Asia oil/products: Crude slides further, boosts distillate cracks
Quantum Commodity Intelligence - Middle East crude prices retreated further Wednesday to catch up with the steep Brent losses in the previous session, while distillate and marine fuel refining margins continued to rebound amid the crude selloff.
Dubai cash for September delivery was assessed at $98.45/b for 13 July (1630 Singapore time), down $3.65/b from Tuesday's Singapore close, while DME Oman futures for the Sept22 contract were down $3.38 at $98.95/b.
Spot premiums for flagship grades were also seen easing, with Upper Zakum and Oman seen at around $8.70/b versus the underlying swap, down around $1/b since last Friday, primarily on the narrower M1/M3 backwardation.
Asian demand is expected to hold up as refiners build inventories for the peak winter period, particularly gasoil, which could see a further pull from the power sector amid soaring coal and LNG prices.
ICE Brent futures for Sep22 were assessed at $100.50/b on the Singapore 1630 close, down $4.12/b from Tuesday's Asian close.
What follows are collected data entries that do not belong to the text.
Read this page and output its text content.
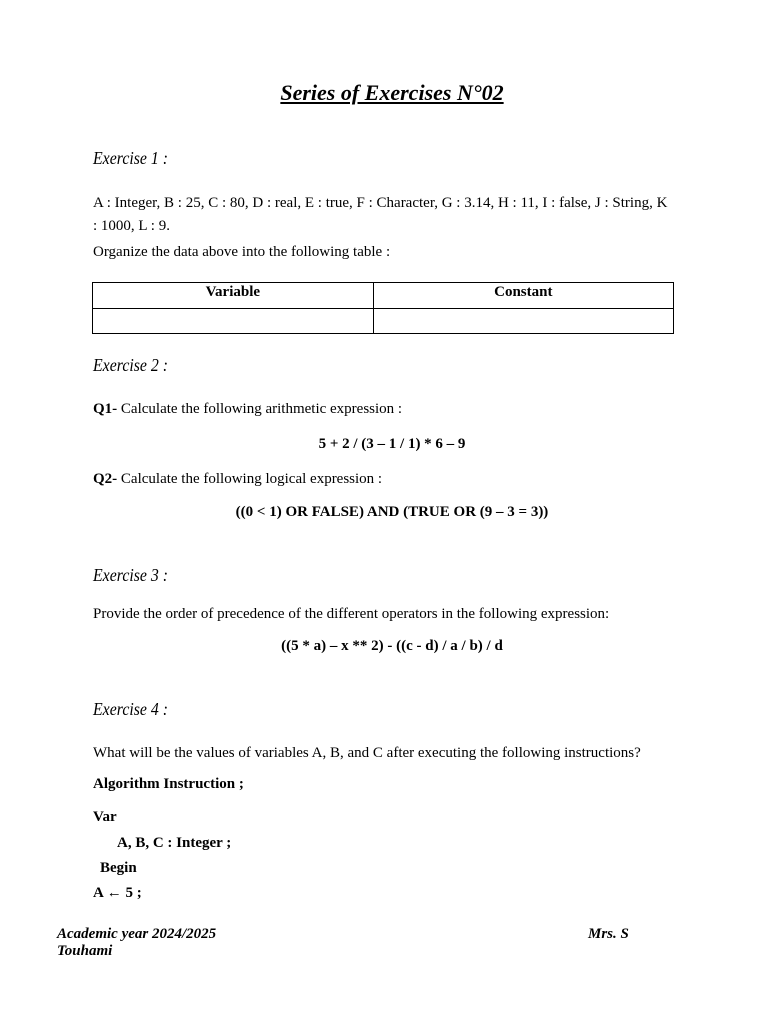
Series of Exercises N°02
Exercise 1 :
A : Integer, B : 25, C : 80, D : real, E : true, F : Character, G : 3.14, H : 11, I : false, J : String, K
: 1000, L : 9.
Organize the data above into the following table :
Variable	Constant

Exercise 2 :
Q1- Calculate the following arithmetic expression :
5 + 2 / (3 – 1 / 1) * 6 – 9
Q2- Calculate the following logical expression :
((0 < 1) OR FALSE) AND (TRUE OR (9 – 3 = 3))
Exercise 3 :
Provide the order of precedence of the different operators in the following expression:
((5 * a) – x ** 2) - ((c - d) / a / b) / d
Exercise 4 :
What will be the values of variables A, B, and C after executing the following instructions?
Algorithm Instruction ;
Var
A, B, C : Integer ;
Begin
A ← 5 ;
Academic year 2024/2025	Mrs. S
Touhami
The September Brent/Dubai cash spread narrowed nearly $0.50/b to $2.05/b, while the September Brent/Dubai EFS was down by $1/b at $10.76/b.
Products
Naphtha cash markets continued to see only Glencore looking for cargoes and finding no sell-side interest on Wednesday, bidding up as high as $783/mt CFR Japan for shipment 1H September. On the outright, the flat price was assessed down $20/mt at $783/mt, with the spot crack to Brent back up $10.27/mt at +$56.52/mt.
In the gasoline cash market, Unipec booked a 92 RON cargo for loading at the front of the window from PTT at the equivalent of $112.70/b, while Vitol bought another for mid-window loading at around $112.30/b. That weighed heavily on the cash assessment as a build in US stocks data overnight was joined by figures from Fujairah, which showed light end stocks up 7% last week to a four-week high of 6.2 million barrels. Quantum assessed 92 RON down $5.48/b at $112.33/b, with the spot crack to Brent down another $1.35/b at +$13.22/b.
Jet paper remains active in the Asian jet market, but physical continued to drive scant interest from the market. With the cash differential steady just above flat to the curve, moves in swaps left Quantum's cash differential $1.09/b lower day-on-day at $136.82/b. The crack was buoyant compared to Tuesday's big selloff in crude, continuing its recent volatility as it jumped $3.04/b to +$37.71/b.
Diesel saw an offer in the 10ppm market from Trafigura at the front end of the cash market and from BP at the back end of the window weighed on the physical differential, talking $0.47/b off Quantum's assessment to $3/b FOB Singapore. The flat price fell $0.76/b from Tuesday to $148.08/b, but the spot crack to Brent bounced – jumping $3.37/b to a one-week high of +$48.97/b. An aggressive offer from PetroChina in the 500ppm market increased its discount to 10ppm. In Fujairah, stocks data showed middle distillate stocks easing off one-year highs, recording a 3% drop last week to 3.7 million barrels.
Marine fuel 0.5% sulfur refining margins continued to rise on Wednesday, narrowing the discount to distillates as persistently tight regional supply makes the economics of producing the low sulfur fuel increasingly attractive. Cash markets saw a wide bid-ask spread, but interest on the buy-side from Gunvor managed to lift the physical differential assessment by $8/mt to almost $82/mt FOB Singapore. The outright was priced $9.75/mt lower at $893/mt, with the spot crack to Brent back up $2.72/b at +$30.31/b.
High sulfur fuel oil saw only offers in the cash market, which left physical assessments unchanged and resulted in the 380 CST flat price marked down $34/mt from Tuesday at $437/mt. That further drop came despite data from the Middle East bunkering hub of Fujairah showing a 4% drop in stocks to 12.1 million barrels last week, with available volumes easing off from a one-year high.